Under the new rules, a "Claimant" will commence proceedings by filing a "claim form", (as a writ will henceforth be known). The filing of a defence at the Court will then in most cases trigger the Court's new powers of case management. Soon after the defence is received, the Court will allocate the case to a particular method of handling, or "track", being either small claims, "multi-track" or "fast track".

Broadly, cases will be allocated to the small claims track where the amount claimed is under £5,000. Fast track procedure will be for those cases where less than £15,000 is claimed and multi-track where more than £15,000 is claimed. Although monetary value is the principal criteria for allocation to a track, it is by no means the only one as allocation is discretionary. The Court will consider, amongst other criteria, the nature of the remedy sought, the complexity of the case, the value of any counterclaim, the amount of oral evidence and, interestingly, the importance of the case to non-parties.

For allocation to take place the parties must complete a lengthy allocation questionnaire. The case will then continue under a fixed procedure depending upon the track to which it has been allocated.

Additionally, the Court will have much greater regard to the parties' behaviour before proceedings are commenced by requiring them to follow pre-action protocols of conduct. Different protocols will apply in different types of case but they all provide that the parties will have to complete certain steps, such as agreeing special damages and obtaining expert evidence, before proceedings are commenced.

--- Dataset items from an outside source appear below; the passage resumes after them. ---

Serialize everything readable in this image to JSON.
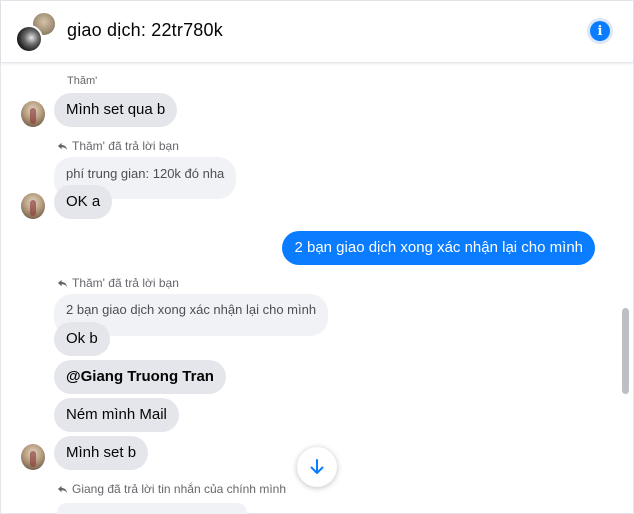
{
  "header": {
    "title": "giao dịch: 22tr780k",
    "info_icon_glyph": "i"
  },
  "messages": {
    "m1_sender": "Thăm'",
    "m1_text": "Mình set qua b",
    "m2_reply_note": "Thăm' đã trả lời bạn",
    "m2_quote": "phí trung gian: 120k đó nha",
    "m2_text": "OK a",
    "m3_mine": "2 bạn giao dịch xong xác nhận lại cho mình",
    "m4_reply_note": "Thăm' đã trả lời bạn",
    "m4_quote": "2 bạn giao dịch xong xác nhận lại cho mình",
    "m4_text_1": "Ok b",
    "m4_text_2": "@Giang Truong Tran",
    "m4_text_3": "Ném mình Mail",
    "m4_text_4": "Mình set b",
    "m5_reply_note": "Giang đã trả lời tin nhắn của chính mình"
  },
  "colors": {
    "accent": "#0a7cff",
    "bubble_other": "#e4e6eb",
    "quote_bg": "#f0f2f5"
  },
  "icons": {
    "info": "info-icon",
    "reply": "reply-arrow-icon",
    "scroll_down": "arrow-down-icon"
  }
}
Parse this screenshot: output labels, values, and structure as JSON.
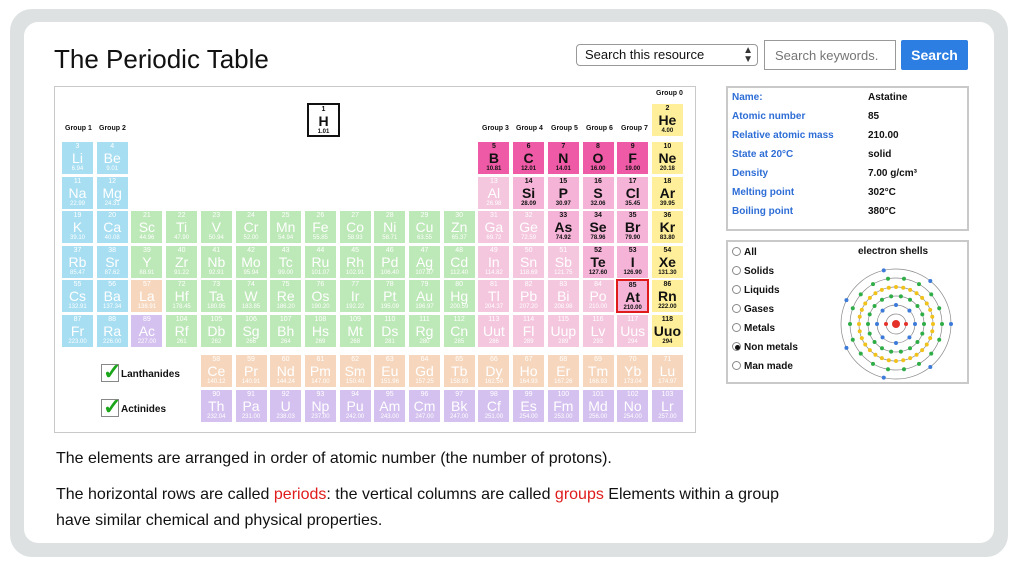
{
  "page": {
    "title": "The Periodic Table"
  },
  "search": {
    "select_label": "Search this resource",
    "placeholder": "Search keywords.",
    "button": "Search"
  },
  "group_labels": {
    "g1": "Group 1",
    "g2": "Group 2",
    "g3": "Group 3",
    "g4": "Group 4",
    "g5": "Group 5",
    "g6": "Group 6",
    "g7": "Group 7",
    "g0": "Group 0"
  },
  "colors": {
    "alkali": "#a7def2",
    "alkaline": "#a7def2",
    "transition": "#bde8b7",
    "metalloid": "#f4b3d7",
    "nonmetal": "#ef5aa6",
    "lanthanide": "#f6d7be",
    "actinide": "#d4c1ef",
    "noble": "#ffef9a",
    "other": "#f4c7de"
  },
  "elements": [
    {
      "z": "1",
      "s": "H",
      "m": "1.01",
      "c": "white",
      "r": 0,
      "g": 9
    },
    {
      "z": "2",
      "s": "He",
      "m": "4.00",
      "c": "noble",
      "r": 0,
      "g": 17,
      "b": true
    },
    {
      "z": "3",
      "s": "Li",
      "m": "6.94",
      "c": "alkali",
      "r": 1,
      "g": 0
    },
    {
      "z": "4",
      "s": "Be",
      "m": "9.01",
      "c": "alkali",
      "r": 1,
      "g": 1
    },
    {
      "z": "5",
      "s": "B",
      "m": "10.81",
      "c": "nonmetal",
      "r": 1,
      "g": 12,
      "b": true
    },
    {
      "z": "6",
      "s": "C",
      "m": "12.01",
      "c": "nonmetal",
      "r": 1,
      "g": 13,
      "b": true
    },
    {
      "z": "7",
      "s": "N",
      "m": "14.01",
      "c": "nonmetal",
      "r": 1,
      "g": 14,
      "b": true
    },
    {
      "z": "8",
      "s": "O",
      "m": "16.00",
      "c": "nonmetal",
      "r": 1,
      "g": 15,
      "b": true
    },
    {
      "z": "9",
      "s": "F",
      "m": "19.00",
      "c": "nonmetal",
      "r": 1,
      "g": 16,
      "b": true
    },
    {
      "z": "10",
      "s": "Ne",
      "m": "20.18",
      "c": "noble",
      "r": 1,
      "g": 17,
      "b": true
    },
    {
      "z": "11",
      "s": "Na",
      "m": "22.99",
      "c": "alkali",
      "r": 2,
      "g": 0
    },
    {
      "z": "12",
      "s": "Mg",
      "m": "24.31",
      "c": "alkali",
      "r": 2,
      "g": 1
    },
    {
      "z": "13",
      "s": "Al",
      "m": "26.98",
      "c": "other",
      "r": 2,
      "g": 12
    },
    {
      "z": "14",
      "s": "Si",
      "m": "28.09",
      "c": "metalloid",
      "r": 2,
      "g": 13,
      "b": true
    },
    {
      "z": "15",
      "s": "P",
      "m": "30.97",
      "c": "metalloid",
      "r": 2,
      "g": 14,
      "b": true
    },
    {
      "z": "16",
      "s": "S",
      "m": "32.06",
      "c": "metalloid",
      "r": 2,
      "g": 15,
      "b": true
    },
    {
      "z": "17",
      "s": "Cl",
      "m": "35.45",
      "c": "metalloid",
      "r": 2,
      "g": 16,
      "b": true
    },
    {
      "z": "18",
      "s": "Ar",
      "m": "39.95",
      "c": "noble",
      "r": 2,
      "g": 17,
      "b": true
    },
    {
      "z": "19",
      "s": "K",
      "m": "39.10",
      "c": "alkali",
      "r": 3,
      "g": 0
    },
    {
      "z": "20",
      "s": "Ca",
      "m": "40.08",
      "c": "alkali",
      "r": 3,
      "g": 1
    },
    {
      "z": "21",
      "s": "Sc",
      "m": "44.96",
      "c": "transition",
      "r": 3,
      "g": 2
    },
    {
      "z": "22",
      "s": "Ti",
      "m": "47.90",
      "c": "transition",
      "r": 3,
      "g": 3
    },
    {
      "z": "23",
      "s": "V",
      "m": "50.94",
      "c": "transition",
      "r": 3,
      "g": 4
    },
    {
      "z": "24",
      "s": "Cr",
      "m": "52.00",
      "c": "transition",
      "r": 3,
      "g": 5
    },
    {
      "z": "25",
      "s": "Mn",
      "m": "54.94",
      "c": "transition",
      "r": 3,
      "g": 6
    },
    {
      "z": "26",
      "s": "Fe",
      "m": "55.85",
      "c": "transition",
      "r": 3,
      "g": 7
    },
    {
      "z": "27",
      "s": "Co",
      "m": "58.93",
      "c": "transition",
      "r": 3,
      "g": 8
    },
    {
      "z": "28",
      "s": "Ni",
      "m": "58.71",
      "c": "transition",
      "r": 3,
      "g": 9
    },
    {
      "z": "29",
      "s": "Cu",
      "m": "63.55",
      "c": "transition",
      "r": 3,
      "g": 10
    },
    {
      "z": "30",
      "s": "Zn",
      "m": "65.37",
      "c": "transition",
      "r": 3,
      "g": 11
    },
    {
      "z": "31",
      "s": "Ga",
      "m": "69.72",
      "c": "other",
      "r": 3,
      "g": 12
    },
    {
      "z": "32",
      "s": "Ge",
      "m": "72.59",
      "c": "other",
      "r": 3,
      "g": 13
    },
    {
      "z": "33",
      "s": "As",
      "m": "74.92",
      "c": "metalloid",
      "r": 3,
      "g": 14,
      "b": true
    },
    {
      "z": "34",
      "s": "Se",
      "m": "78.96",
      "c": "metalloid",
      "r": 3,
      "g": 15,
      "b": true
    },
    {
      "z": "35",
      "s": "Br",
      "m": "79.90",
      "c": "metalloid",
      "r": 3,
      "g": 16,
      "b": true
    },
    {
      "z": "36",
      "s": "Kr",
      "m": "83.80",
      "c": "noble",
      "r": 3,
      "g": 17,
      "b": true
    },
    {
      "z": "37",
      "s": "Rb",
      "m": "85.47",
      "c": "alkali",
      "r": 4,
      "g": 0
    },
    {
      "z": "38",
      "s": "Sr",
      "m": "87.62",
      "c": "alkali",
      "r": 4,
      "g": 1
    },
    {
      "z": "39",
      "s": "Y",
      "m": "88.91",
      "c": "transition",
      "r": 4,
      "g": 2
    },
    {
      "z": "40",
      "s": "Zr",
      "m": "91.22",
      "c": "transition",
      "r": 4,
      "g": 3
    },
    {
      "z": "41",
      "s": "Nb",
      "m": "92.91",
      "c": "transition",
      "r": 4,
      "g": 4
    },
    {
      "z": "42",
      "s": "Mo",
      "m": "95.94",
      "c": "transition",
      "r": 4,
      "g": 5
    },
    {
      "z": "43",
      "s": "Tc",
      "m": "99.00",
      "c": "transition",
      "r": 4,
      "g": 6
    },
    {
      "z": "44",
      "s": "Ru",
      "m": "101.07",
      "c": "transition",
      "r": 4,
      "g": 7
    },
    {
      "z": "45",
      "s": "Rh",
      "m": "102.91",
      "c": "transition",
      "r": 4,
      "g": 8
    },
    {
      "z": "46",
      "s": "Pd",
      "m": "106.40",
      "c": "transition",
      "r": 4,
      "g": 9
    },
    {
      "z": "47",
      "s": "Ag",
      "m": "107.87",
      "c": "transition",
      "r": 4,
      "g": 10
    },
    {
      "z": "48",
      "s": "Cd",
      "m": "112.40",
      "c": "transition",
      "r": 4,
      "g": 11
    },
    {
      "z": "49",
      "s": "In",
      "m": "114.82",
      "c": "other",
      "r": 4,
      "g": 12
    },
    {
      "z": "50",
      "s": "Sn",
      "m": "118.69",
      "c": "other",
      "r": 4,
      "g": 13
    },
    {
      "z": "51",
      "s": "Sb",
      "m": "121.75",
      "c": "other",
      "r": 4,
      "g": 14
    },
    {
      "z": "52",
      "s": "Te",
      "m": "127.60",
      "c": "metalloid",
      "r": 4,
      "g": 15,
      "b": true
    },
    {
      "z": "53",
      "s": "I",
      "m": "126.90",
      "c": "metalloid",
      "r": 4,
      "g": 16,
      "b": true
    },
    {
      "z": "54",
      "s": "Xe",
      "m": "131.30",
      "c": "noble",
      "r": 4,
      "g": 17,
      "b": true
    },
    {
      "z": "55",
      "s": "Cs",
      "m": "132.91",
      "c": "alkali",
      "r": 5,
      "g": 0
    },
    {
      "z": "56",
      "s": "Ba",
      "m": "137.34",
      "c": "alkali",
      "r": 5,
      "g": 1
    },
    {
      "z": "57",
      "s": "La",
      "m": "138.91",
      "c": "lanthanide",
      "r": 5,
      "g": 2
    },
    {
      "z": "72",
      "s": "Hf",
      "m": "178.45",
      "c": "transition",
      "r": 5,
      "g": 3
    },
    {
      "z": "73",
      "s": "Ta",
      "m": "180.95",
      "c": "transition",
      "r": 5,
      "g": 4
    },
    {
      "z": "74",
      "s": "W",
      "m": "183.85",
      "c": "transition",
      "r": 5,
      "g": 5
    },
    {
      "z": "75",
      "s": "Re",
      "m": "186.20",
      "c": "transition",
      "r": 5,
      "g": 6
    },
    {
      "z": "76",
      "s": "Os",
      "m": "190.20",
      "c": "transition",
      "r": 5,
      "g": 7
    },
    {
      "z": "77",
      "s": "Ir",
      "m": "192.22",
      "c": "transition",
      "r": 5,
      "g": 8
    },
    {
      "z": "78",
      "s": "Pt",
      "m": "195.09",
      "c": "transition",
      "r": 5,
      "g": 9
    },
    {
      "z": "79",
      "s": "Au",
      "m": "196.97",
      "c": "transition",
      "r": 5,
      "g": 10
    },
    {
      "z": "80",
      "s": "Hg",
      "m": "200.59",
      "c": "transition",
      "r": 5,
      "g": 11
    },
    {
      "z": "81",
      "s": "Tl",
      "m": "204.37",
      "c": "other",
      "r": 5,
      "g": 12
    },
    {
      "z": "82",
      "s": "Pb",
      "m": "207.20",
      "c": "other",
      "r": 5,
      "g": 13
    },
    {
      "z": "83",
      "s": "Bi",
      "m": "208.98",
      "c": "other",
      "r": 5,
      "g": 14
    },
    {
      "z": "84",
      "s": "Po",
      "m": "210.00",
      "c": "other",
      "r": 5,
      "g": 15
    },
    {
      "z": "85",
      "s": "At",
      "m": "210.00",
      "c": "metalloid",
      "r": 5,
      "g": 16,
      "b": true,
      "sel": true
    },
    {
      "z": "86",
      "s": "Rn",
      "m": "222.00",
      "c": "noble",
      "r": 5,
      "g": 17,
      "b": true
    },
    {
      "z": "87",
      "s": "Fr",
      "m": "223.00",
      "c": "alkali",
      "r": 6,
      "g": 0
    },
    {
      "z": "88",
      "s": "Ra",
      "m": "226.00",
      "c": "alkali",
      "r": 6,
      "g": 1
    },
    {
      "z": "89",
      "s": "Ac",
      "m": "227.00",
      "c": "actinide",
      "r": 6,
      "g": 2
    },
    {
      "z": "104",
      "s": "Rf",
      "m": "261",
      "c": "transition",
      "r": 6,
      "g": 3
    },
    {
      "z": "105",
      "s": "Db",
      "m": "262",
      "c": "transition",
      "r": 6,
      "g": 4
    },
    {
      "z": "106",
      "s": "Sg",
      "m": "266",
      "c": "transition",
      "r": 6,
      "g": 5
    },
    {
      "z": "107",
      "s": "Bh",
      "m": "264",
      "c": "transition",
      "r": 6,
      "g": 6
    },
    {
      "z": "108",
      "s": "Hs",
      "m": "269",
      "c": "transition",
      "r": 6,
      "g": 7
    },
    {
      "z": "109",
      "s": "Mt",
      "m": "268",
      "c": "transition",
      "r": 6,
      "g": 8
    },
    {
      "z": "110",
      "s": "Ds",
      "m": "281",
      "c": "transition",
      "r": 6,
      "g": 9
    },
    {
      "z": "111",
      "s": "Rg",
      "m": "280",
      "c": "transition",
      "r": 6,
      "g": 10
    },
    {
      "z": "112",
      "s": "Cn",
      "m": "285",
      "c": "transition",
      "r": 6,
      "g": 11
    },
    {
      "z": "113",
      "s": "Uut",
      "m": "286",
      "c": "other",
      "r": 6,
      "g": 12
    },
    {
      "z": "114",
      "s": "Fl",
      "m": "289",
      "c": "other",
      "r": 6,
      "g": 13
    },
    {
      "z": "115",
      "s": "Uup",
      "m": "289",
      "c": "other",
      "r": 6,
      "g": 14
    },
    {
      "z": "116",
      "s": "Lv",
      "m": "293",
      "c": "other",
      "r": 6,
      "g": 15
    },
    {
      "z": "117",
      "s": "Uus",
      "m": "294",
      "c": "other",
      "r": 6,
      "g": 16
    },
    {
      "z": "118",
      "s": "Uuo",
      "m": "294",
      "c": "noble",
      "r": 6,
      "g": 17,
      "b": true
    },
    {
      "z": "58",
      "s": "Ce",
      "m": "140.12",
      "c": "lanthanide",
      "r": 7,
      "g": 4
    },
    {
      "z": "59",
      "s": "Pr",
      "m": "140.91",
      "c": "lanthanide",
      "r": 7,
      "g": 5
    },
    {
      "z": "60",
      "s": "Nd",
      "m": "144.24",
      "c": "lanthanide",
      "r": 7,
      "g": 6
    },
    {
      "z": "61",
      "s": "Pm",
      "m": "147.00",
      "c": "lanthanide",
      "r": 7,
      "g": 7
    },
    {
      "z": "62",
      "s": "Sm",
      "m": "150.40",
      "c": "lanthanide",
      "r": 7,
      "g": 8
    },
    {
      "z": "63",
      "s": "Eu",
      "m": "151.96",
      "c": "lanthanide",
      "r": 7,
      "g": 9
    },
    {
      "z": "64",
      "s": "Gd",
      "m": "157.25",
      "c": "lanthanide",
      "r": 7,
      "g": 10
    },
    {
      "z": "65",
      "s": "Tb",
      "m": "158.93",
      "c": "lanthanide",
      "r": 7,
      "g": 11
    },
    {
      "z": "66",
      "s": "Dy",
      "m": "162.50",
      "c": "lanthanide",
      "r": 7,
      "g": 12
    },
    {
      "z": "67",
      "s": "Ho",
      "m": "164.93",
      "c": "lanthanide",
      "r": 7,
      "g": 13
    },
    {
      "z": "68",
      "s": "Er",
      "m": "167.26",
      "c": "lanthanide",
      "r": 7,
      "g": 14
    },
    {
      "z": "69",
      "s": "Tm",
      "m": "168.93",
      "c": "lanthanide",
      "r": 7,
      "g": 15
    },
    {
      "z": "70",
      "s": "Yb",
      "m": "173.04",
      "c": "lanthanide",
      "r": 7,
      "g": 16
    },
    {
      "z": "71",
      "s": "Lu",
      "m": "174.97",
      "c": "lanthanide",
      "r": 7,
      "g": 17
    },
    {
      "z": "90",
      "s": "Th",
      "m": "232.04",
      "c": "actinide",
      "r": 8,
      "g": 4
    },
    {
      "z": "91",
      "s": "Pa",
      "m": "231.00",
      "c": "actinide",
      "r": 8,
      "g": 5
    },
    {
      "z": "92",
      "s": "U",
      "m": "238.03",
      "c": "actinide",
      "r": 8,
      "g": 6
    },
    {
      "z": "93",
      "s": "Np",
      "m": "237.00",
      "c": "actinide",
      "r": 8,
      "g": 7
    },
    {
      "z": "94",
      "s": "Pu",
      "m": "242.00",
      "c": "actinide",
      "r": 8,
      "g": 8
    },
    {
      "z": "95",
      "s": "Am",
      "m": "243.00",
      "c": "actinide",
      "r": 8,
      "g": 9
    },
    {
      "z": "96",
      "s": "Cm",
      "m": "247.00",
      "c": "actinide",
      "r": 8,
      "g": 10
    },
    {
      "z": "97",
      "s": "Bk",
      "m": "247.00",
      "c": "actinide",
      "r": 8,
      "g": 11
    },
    {
      "z": "98",
      "s": "Cf",
      "m": "251.00",
      "c": "actinide",
      "r": 8,
      "g": 12
    },
    {
      "z": "99",
      "s": "Es",
      "m": "254.00",
      "c": "actinide",
      "r": 8,
      "g": 13
    },
    {
      "z": "100",
      "s": "Fm",
      "m": "253.00",
      "c": "actinide",
      "r": 8,
      "g": 14
    },
    {
      "z": "101",
      "s": "Md",
      "m": "256.00",
      "c": "actinide",
      "r": 8,
      "g": 15
    },
    {
      "z": "102",
      "s": "No",
      "m": "254.00",
      "c": "actinide",
      "r": 8,
      "g": 16
    },
    {
      "z": "103",
      "s": "Lr",
      "m": "257.00",
      "c": "actinide",
      "r": 8,
      "g": 17
    }
  ],
  "series_toggles": {
    "lanthanides": "Lanthanides",
    "actinides": "Actinides"
  },
  "info": {
    "rows": [
      {
        "k": "Name:",
        "v": "Astatine"
      },
      {
        "k": "Atomic number",
        "v": "85"
      },
      {
        "k": "Relative atomic mass",
        "v": "210.00"
      },
      {
        "k": "State at 20°C",
        "v": "solid"
      },
      {
        "k": "Density",
        "v": "7.00 g/cm³"
      },
      {
        "k": "Melting point",
        "v": "302°C"
      },
      {
        "k": "Boiling point",
        "v": "380°C"
      }
    ]
  },
  "filters": {
    "options": [
      "All",
      "Solids",
      "Liquids",
      "Gases",
      "Metals",
      "Non metals",
      "Man made"
    ],
    "selected": "Non metals"
  },
  "shells_title": "electron shells",
  "shell_electrons": [
    2,
    8,
    18,
    32,
    18,
    7
  ],
  "text": {
    "p1": "The elements are arranged in order of atomic number (the number of protons).",
    "p2a": "The horizontal rows are called ",
    "p2b": "periods",
    "p2c": ": the vertical columns are called ",
    "p2d": "groups",
    "p2e": " Elements within a group have similar chemical and physical properties."
  }
}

Strategic considerations therefore arise at the pre-allocation stage when the parties are, in theory, attempting to follow the particular pre-action protocol that applies to their dispute.

As the Court is looking much more closely at the parties' conduct at this time, each side will want to make sure that they are behaving in a way that puts them to best advantage when it comes to the proceedings themselves. The Court is likely to take a dim view of inappropriate or obstructive behaviour, or simply any conduct which goes against the spirit of the new rules, before proceedings are commenced.

Such behaviour may come to haunt parties at the pre-allocation stage. There are detailed questions in the allocation questionnaire concerning the pre-action protocol and whether or not the parties have followed its terms. If one of them has not, repercussions may be felt after allocation in the directions which the Court has a wide discretion to impose.

A party will also have an opportunity to influence the Court's decision as to the relevant track for its case and as to the directions it might wish the Court to impose. Filling in the allocation questionnaire and attaching to it suitable submissions will in the future become an important tactical battle and will afford an opportunity for a party to influence procedure as it wishes. An allocation hearing is also possible, though it is envisaged that this will only take place in unusual cases.

These are but two examples of how those seeking redress through the Court may have to alter their tactical decisions at the outset of a dispute. No doubt many more strategic considerations will come to light as the rules bed in over the course of this year and beyond. In addition, many questions about the operation of some of the rules remain unanswered. For example, it is not yet clear from the rules how the current summary judgement procedure under Order 14 will be affected nor how its use as a Claimant's strategic tool may change.

How soon these questions are answered unfortunately bears no relation to the inevitability of what some have called the "Big Bang" on 26th April. The rules arrive then and there will be no turning back for anyone.

This note is intended to provide general information about some recent and anticipated developments which may be of interest. It is not intended to be comprehensive nor to provide any specific legal advice and should not be acted or relied upon as doing so. Professional advice appropriate to the specific situation should always be obtained.